# Problem Set 2, Problem 4

*Econ 741, Spring 2011*

The last problem on Problem Set 2 is applied in nature and requires you to use your favorite statistical software to perform a simple Ordinary Least Squares regression with one independent variable (and a constant or intercept). My intention is also that you learn how to load and manipulate datasets in ASCII format. Given the plethora of different sofware and file formats, this is one of the most common formats in which datasets are stored. Comma separated values (CSV) is another common format.

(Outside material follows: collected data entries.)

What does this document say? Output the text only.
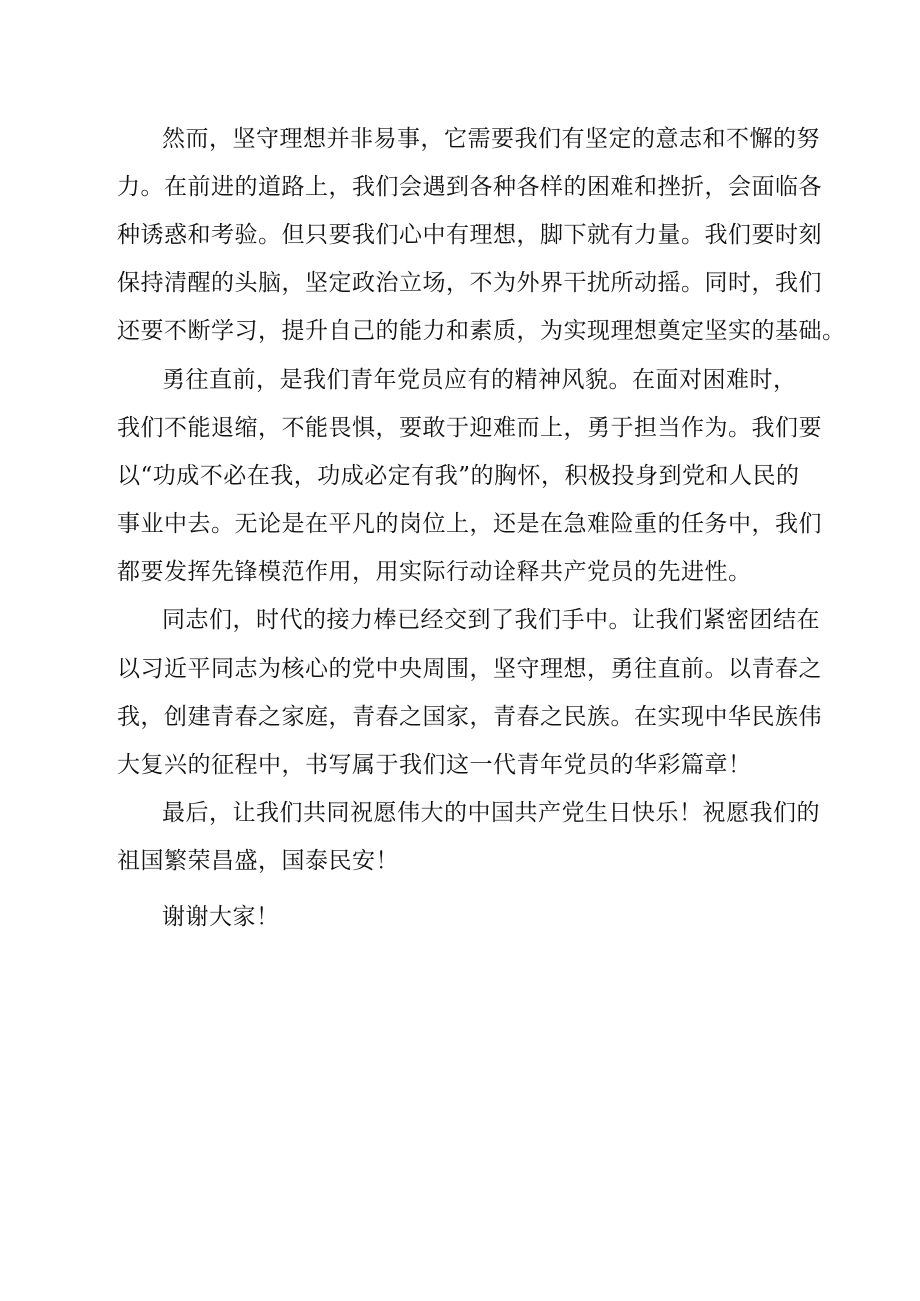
然而，坚守理想并非易事，它需要我们有坚定的意志和不懈的努
力。在前进的道路上，我们会遇到各种各样的困难和挫折，会面临各
种诱惑和考验。但只要我们心中有理想，脚下就有力量。我们要时刻
保持清醒的头脑，坚定政治立场，不为外界干扰所动摇。同时，我们
还要不断学习，提升自己的能力和素质，为实现理想奠定坚实的基础。
勇往直前，是我们青年党员应有的精神风貌。在面对困难时，
我们不能退缩，不能畏惧，要敢于迎难而上，勇于担当作为。我们要
以“功成不必在我，功成必定有我”的胸怀，积极投身到党和人民的
事业中去。无论是在平凡的岗位上，还是在急难险重的任务中，我们
都要发挥先锋模范作用，用实际行动诠释共产党员的先进性。
同志们，时代的接力棒已经交到了我们手中。让我们紧密团结在
以习近平同志为核心的党中央周围，坚守理想，勇往直前。以青春之
我，创建青春之家庭，青春之国家，青春之民族。在实现中华民族伟
大复兴的征程中，书写属于我们这一代青年党员的华彩篇章！
最后，让我们共同祝愿伟大的中国共产党生日快乐！祝愿我们的
祖国繁荣昌盛，国泰民安！
谢谢大家！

While you are free to use any software you like that is capable of answering the questions, I will provide some pointers for using Matlab and Stata. I would recommend using Stata by default, or Matlab if you prefer to “do it yourself” to get more intuition about what is happening inside the “black box.”

## Stata

To load the data into Stata, use the `infile`

command in the following
form:

```
infile var1 var2 var3 ... using filename.dat
```

where `var1`

, `var2`

, and so on denote the variable names in the order
they are stored in the data file and `filename.dat`

is the name of the
file containing the raw data. You can find additional help by typing
`help infile`

. (And of course the `help`

feature works for other
commands as well.) To carry out the actual regression, use the
`regress`

command.

## Matlab

In Matlab, use the `load`

command to read the raw data into a matrix.
Then look at the data description file to determine which columns you
need to use for the regression. For example:

```
load 401k.raw
prate = 401k(:,1)
```

One option is to use Paul Ruud’s OLS code for Matlab to run the regression: ols.m. If you choose this option, it is instructive to read the code, which is quite short, to understand what is happening.

Alternatively, you can do it by hand, using the matrix form for ${\hat{\beta}}_{\text{OLS}}$ which we will cover in class on Tuesday. We will also cover ${R}^{2}$ on Tuesday.